The following pictures are from a photo album Edwin maintained and were shared with the “Yelm History Project” by his daughter, Janet Stone McGowen Randall. The pictures capture the spirit and scenery that attracted the Corbetts and Stones to the mountain.
The Rest of the Corbetts
Florence May Corbett went to the University of Idaho in the 1890’s. She became the first woman to graduate from that institution when she received her diploma in 1896. Three years later she married D. Wilson Johnson with whom she raised two children, Margaret and Joseph Johnson. She died on October 18, 1953.

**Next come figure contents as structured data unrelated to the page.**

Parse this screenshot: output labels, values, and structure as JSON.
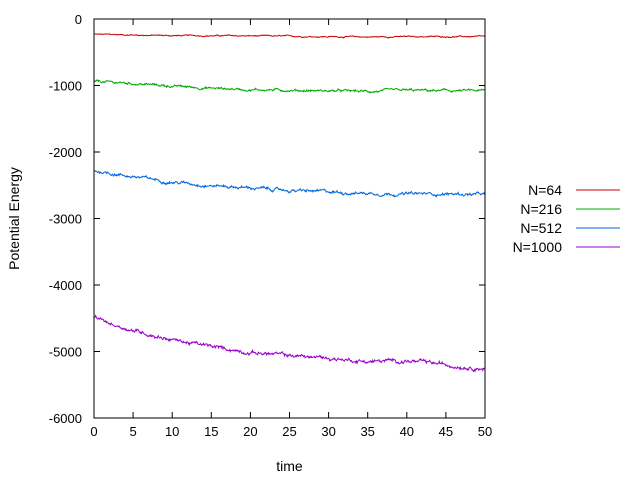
{
  "chart_data": {
    "type": "line",
    "title": "",
    "xlabel": "time",
    "ylabel": "Potential Energy",
    "xlim": [
      0,
      50
    ],
    "ylim": [
      -6000,
      0
    ],
    "xticks": [
      0,
      5,
      10,
      15,
      20,
      25,
      30,
      35,
      40,
      45,
      50
    ],
    "yticks": [
      0,
      -1000,
      -2000,
      -3000,
      -4000,
      -5000,
      -6000
    ],
    "grid": false,
    "legend_position": "right",
    "series": [
      {
        "name": "N=64",
        "color": "#cc0000",
        "x": [
          0,
          5,
          10,
          15,
          20,
          25,
          30,
          35,
          40,
          45,
          50
        ],
        "y": [
          -230,
          -240,
          -250,
          -250,
          -255,
          -260,
          -265,
          -270,
          -265,
          -265,
          -265
        ],
        "noise": 10
      },
      {
        "name": "N=216",
        "color": "#00aa00",
        "x": [
          0,
          5,
          10,
          15,
          20,
          25,
          30,
          35,
          40,
          45,
          50
        ],
        "y": [
          -940,
          -970,
          -1010,
          -1040,
          -1060,
          -1070,
          -1080,
          -1090,
          -1075,
          -1080,
          -1080
        ],
        "noise": 20
      },
      {
        "name": "N=512",
        "color": "#0066dd",
        "x": [
          0,
          5,
          10,
          15,
          20,
          25,
          30,
          35,
          40,
          45,
          50
        ],
        "y": [
          -2280,
          -2370,
          -2450,
          -2500,
          -2540,
          -2580,
          -2600,
          -2620,
          -2630,
          -2630,
          -2640
        ],
        "noise": 25
      },
      {
        "name": "N=1000",
        "color": "#9900cc",
        "x": [
          0,
          2,
          5,
          10,
          15,
          20,
          25,
          30,
          35,
          40,
          45,
          50
        ],
        "y": [
          -4480,
          -4580,
          -4680,
          -4820,
          -4930,
          -5010,
          -5060,
          -5100,
          -5150,
          -5140,
          -5200,
          -5250
        ],
        "noise": 30
      }
    ]
  }
}
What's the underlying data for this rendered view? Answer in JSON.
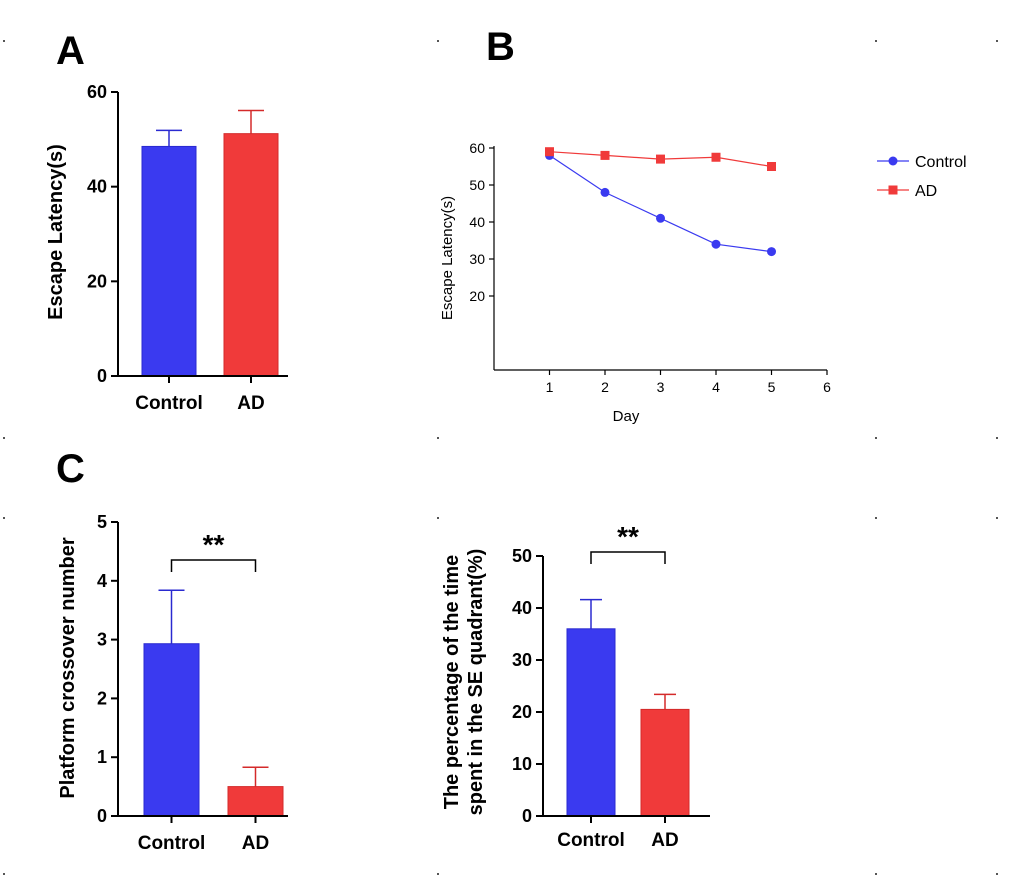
{
  "colors": {
    "control": "#3a3af0",
    "ad": "#f03a3a",
    "control_dark": "#2a2ad0",
    "ad_dark": "#d42a2a",
    "axis": "#000000"
  },
  "panels": {
    "a": "A",
    "b": "B",
    "c": "C"
  },
  "chart_data": [
    {
      "id": "A",
      "type": "bar",
      "categories": [
        "Control",
        "AD"
      ],
      "values": [
        48.5,
        51.2
      ],
      "errors": [
        3.4,
        4.9
      ],
      "ylabel": "Escape Latency(s)",
      "ylim": [
        0,
        60
      ],
      "yticks": [
        0,
        20,
        40,
        60
      ],
      "significance": ""
    },
    {
      "id": "B",
      "type": "line",
      "xlabel": "Day",
      "ylabel": "Escape Latency(s)",
      "xlim": [
        0,
        6
      ],
      "ylim": [
        0,
        60
      ],
      "xticks": [
        1,
        2,
        3,
        4,
        5,
        6
      ],
      "yticks": [
        20,
        30,
        40,
        50,
        60
      ],
      "series": [
        {
          "name": "Control",
          "x": [
            1,
            2,
            3,
            4,
            5
          ],
          "values": [
            58,
            48,
            41,
            34,
            32
          ],
          "marker": "circle"
        },
        {
          "name": "AD",
          "x": [
            1,
            2,
            3,
            4,
            5
          ],
          "values": [
            59,
            58,
            57,
            57.5,
            55
          ],
          "marker": "square"
        }
      ],
      "legend": "right"
    },
    {
      "id": "C",
      "type": "bar",
      "categories": [
        "Control",
        "AD"
      ],
      "values": [
        2.93,
        0.5
      ],
      "errors": [
        0.91,
        0.33
      ],
      "ylabel": "Platform crossover number",
      "ylim": [
        0,
        5
      ],
      "yticks": [
        0,
        1,
        2,
        3,
        4,
        5
      ],
      "significance": "**"
    },
    {
      "id": "D",
      "type": "bar",
      "categories": [
        "Control",
        "AD"
      ],
      "values": [
        36,
        20.5
      ],
      "errors": [
        5.6,
        2.9
      ],
      "ylabel_lines": [
        "The percentage of the time",
        "spent in the SE quadrant(%)"
      ],
      "ylim": [
        0,
        50
      ],
      "yticks": [
        0,
        10,
        20,
        30,
        40,
        50
      ],
      "significance": "**"
    }
  ]
}
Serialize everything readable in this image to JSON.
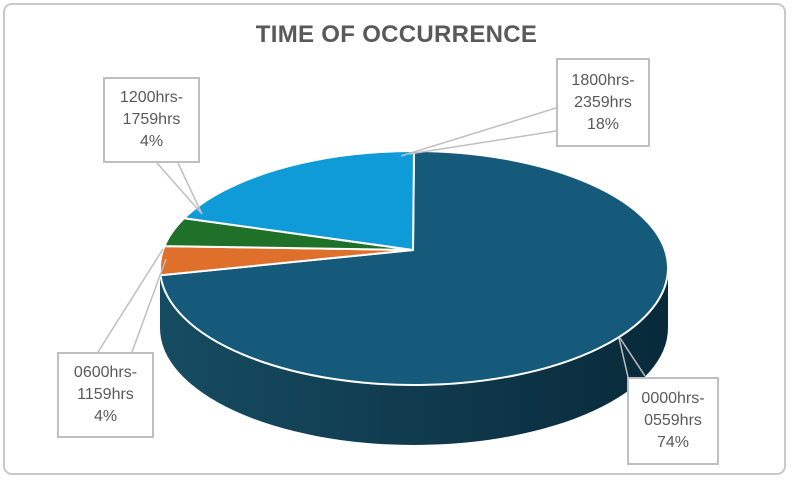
{
  "chart_data": {
    "type": "pie",
    "style": "3d-pie",
    "title": "TIME OF OCCURRENCE",
    "legend": "none",
    "direction": "clockwise",
    "start_angle_deg": 0,
    "unit": "%",
    "categories": [
      "0000hrs-0559hrs",
      "0600hrs-1159hrs",
      "1200hrs-1759hrs",
      "1800hrs-2359hrs"
    ],
    "values": [
      74,
      4,
      4,
      18
    ],
    "slices": [
      {
        "label": "0000hrs-0559hrs",
        "pct": 74,
        "color": "#15597B",
        "callout_lines": [
          "0000hrs-",
          "0559hrs",
          "74%"
        ]
      },
      {
        "label": "0600hrs-1159hrs",
        "pct": 4,
        "color": "#DF702B",
        "callout_lines": [
          "0600hrs-",
          "1159hrs",
          "4%"
        ]
      },
      {
        "label": "1200hrs-1759hrs",
        "pct": 4,
        "color": "#1F7029",
        "callout_lines": [
          "1200hrs-",
          "1759hrs",
          "4%"
        ]
      },
      {
        "label": "1800hrs-2359hrs",
        "pct": 18,
        "color": "#0F9BD7",
        "callout_lines": [
          "1800hrs-",
          "2359hrs",
          "18%"
        ]
      }
    ],
    "colors": {
      "title_text": "#595959",
      "label_text": "#595959",
      "callout_border": "#BFBFBF",
      "frame_border": "#C9C9C9",
      "slice_separator": "#FFFFFF",
      "side_shading": [
        "#164C62",
        "#113C50",
        "#082A3A"
      ]
    }
  }
}
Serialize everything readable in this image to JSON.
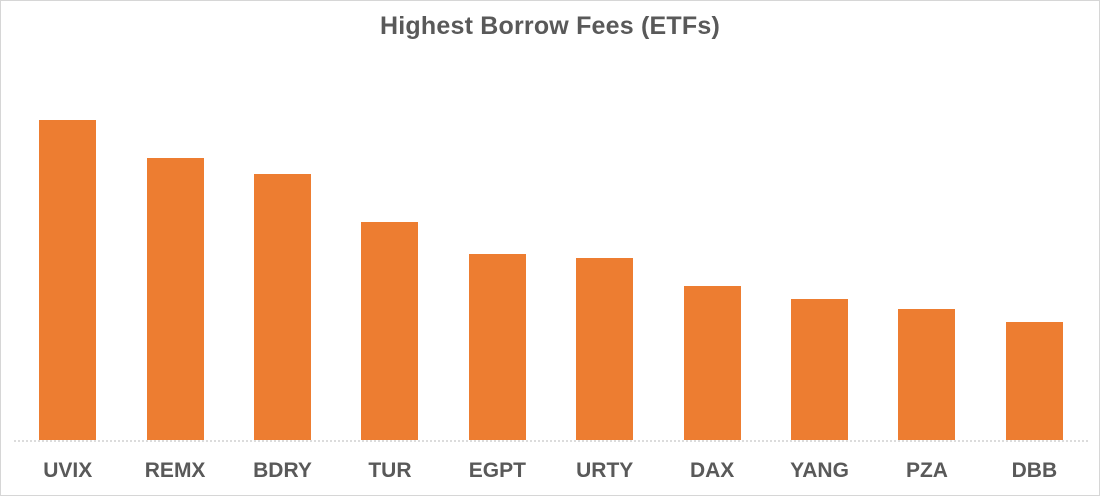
{
  "chart_data": {
    "type": "bar",
    "title": "Highest Borrow Fees (ETFs)",
    "categories": [
      "UVIX",
      "REMX",
      "BDRY",
      "TUR",
      "EGPT",
      "URTY",
      "DAX",
      "YANG",
      "PZA",
      "DBB"
    ],
    "values": [
      100,
      88,
      83,
      68,
      58,
      57,
      48,
      44,
      41,
      37
    ],
    "xlabel": "",
    "ylabel": "",
    "ylim": [
      0,
      118.4
    ],
    "value_axis_visible": false,
    "grid": false,
    "legend": false,
    "bar_color": "#ED7D31",
    "title_color": "#595959",
    "tick_label_color": "#595959",
    "axis_line_color": "#DCDCDC",
    "frame_border_color": "#D6D6D6",
    "background_color": "#FFFFFF"
  }
}
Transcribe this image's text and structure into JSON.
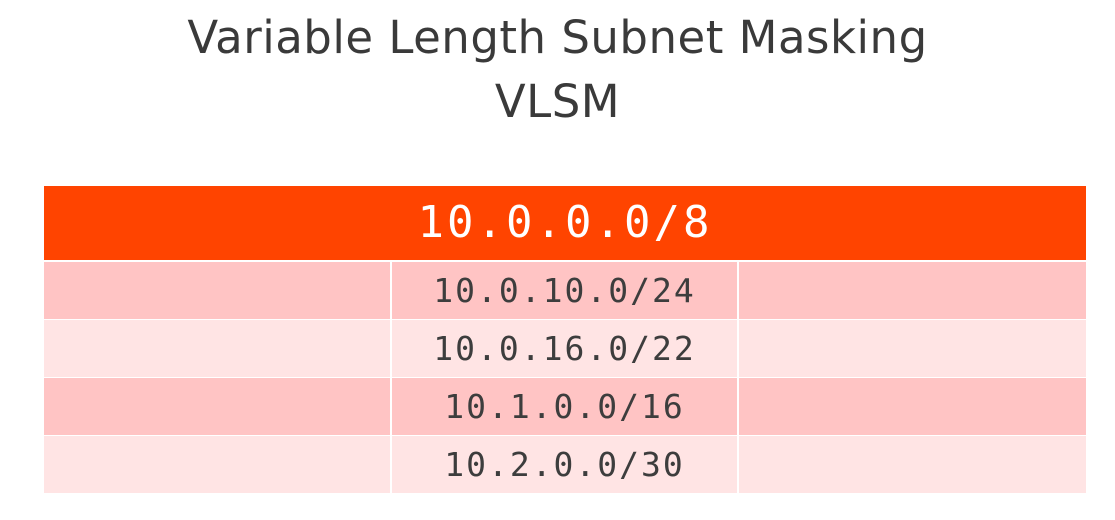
{
  "slide": {
    "title_line1": "Variable Length Subnet Masking",
    "title_line2": "VLSM"
  },
  "table": {
    "header": "10.0.0.0/8",
    "header_color": "#ff4400",
    "row_colors": [
      "#ffc4c4",
      "#ffe4e4"
    ],
    "rows": [
      {
        "subnet": "10.0.10.0/24"
      },
      {
        "subnet": "10.0.16.0/22"
      },
      {
        "subnet": "10.1.0.0/16"
      },
      {
        "subnet": "10.2.0.0/30"
      }
    ]
  }
}
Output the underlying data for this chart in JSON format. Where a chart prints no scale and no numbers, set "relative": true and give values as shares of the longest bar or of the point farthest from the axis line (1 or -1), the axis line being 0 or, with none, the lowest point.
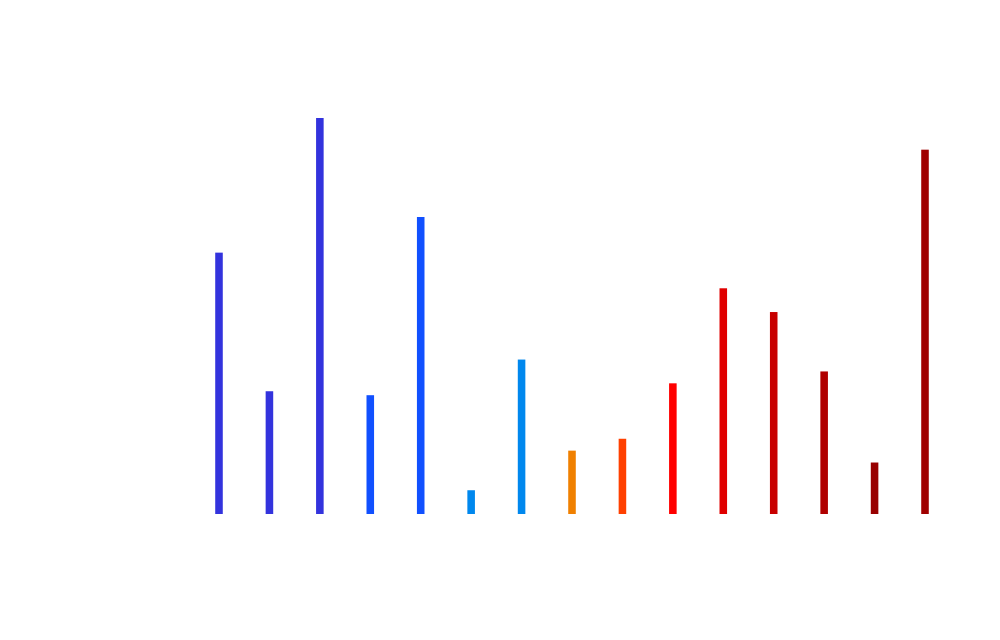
{
  "chart_data": {
    "type": "bar",
    "relative": true,
    "categories": [
      null,
      null,
      null,
      null,
      null,
      null,
      null,
      null,
      null,
      null,
      null,
      null,
      null,
      null,
      null
    ],
    "values": [
      0.66,
      0.31,
      1.0,
      0.3,
      0.75,
      0.06,
      0.39,
      0.16,
      0.19,
      0.33,
      0.57,
      0.51,
      0.36,
      0.13,
      0.92
    ],
    "colors": [
      "#3333dd",
      "#3333dd",
      "#3333dd",
      "#1150ff",
      "#1150ff",
      "#0088ee",
      "#0088ee",
      "#f08000",
      "#ff4000",
      "#ff0000",
      "#e00000",
      "#c80000",
      "#b00000",
      "#980000",
      "#a00000"
    ]
  }
}
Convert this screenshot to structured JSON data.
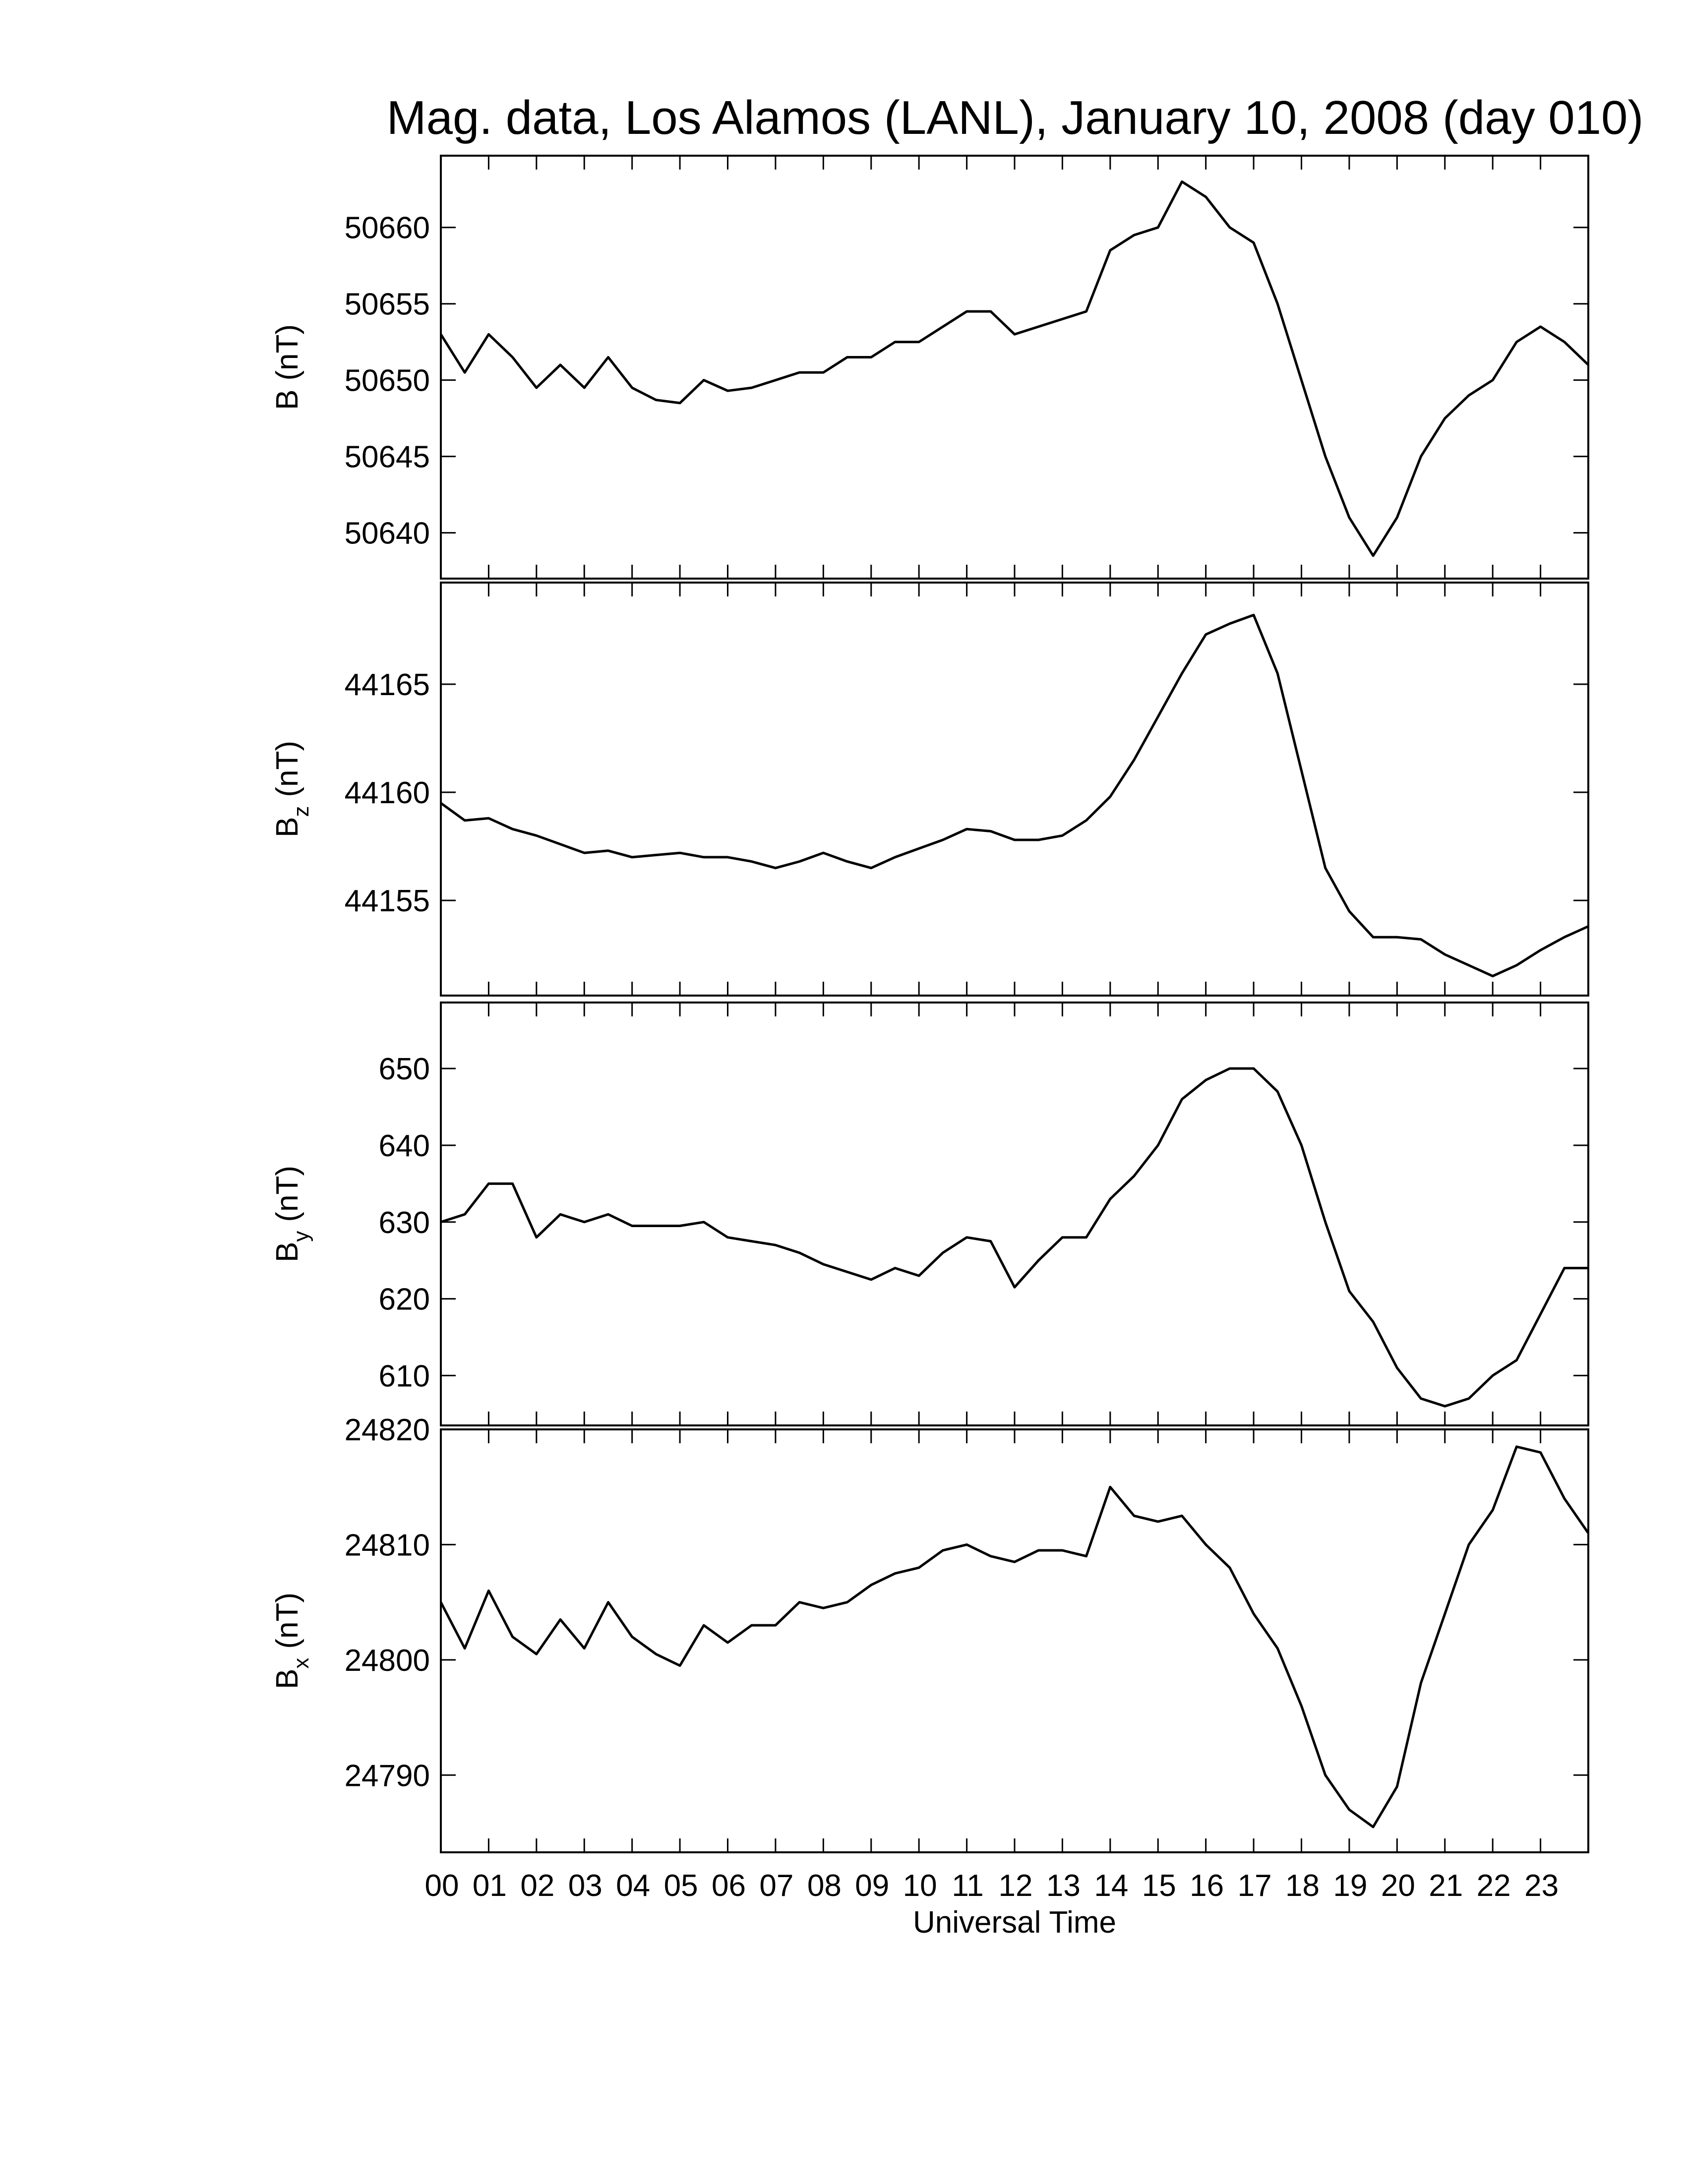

Laurence “Laurie” Jay Corbett was the youngest Corbett child. Like his older sister Florence, Laurence attended the University of Idaho. Graduating in 1896 with a degree in electrical engineering, he headed to the University of California at Berkeley to complete some post graduate work. 1903 found him in Schenectady, New York at Union College. Laurence worked for General Electric for a year before returning to the Bay area to work. Laurence moved to Spokane, Washington in 1904. His sister Edith and her family were also living in the Spokane area at that time. His engineering degree opened the door to employment with the Spokane and Inland Empire (Electric) Railway and later with the Washington Water and Power Company. In 1906 he married Laura Gertrude Arthur in San Francisco. Returning to Spokane following the wedding, they had the first of their three children in January 1907. From 1906-1911 Laurence supported his family by working as a consultant. Laurence returned to Moscow, Idaho in 1911 to serve as head of the Department of Electrical Engineering and he held that job though the end of World War I. In 1920 Laurence packed up the family and headed for Berkeley. Over the next three decades Laurence moved between the public and private sectors. His overlapping careers involved teaching at the university, working for Pacific Gas and Electric, and serving as a Captain in the U.S. Corps of Engineers. Laurence died on May 3, 1951.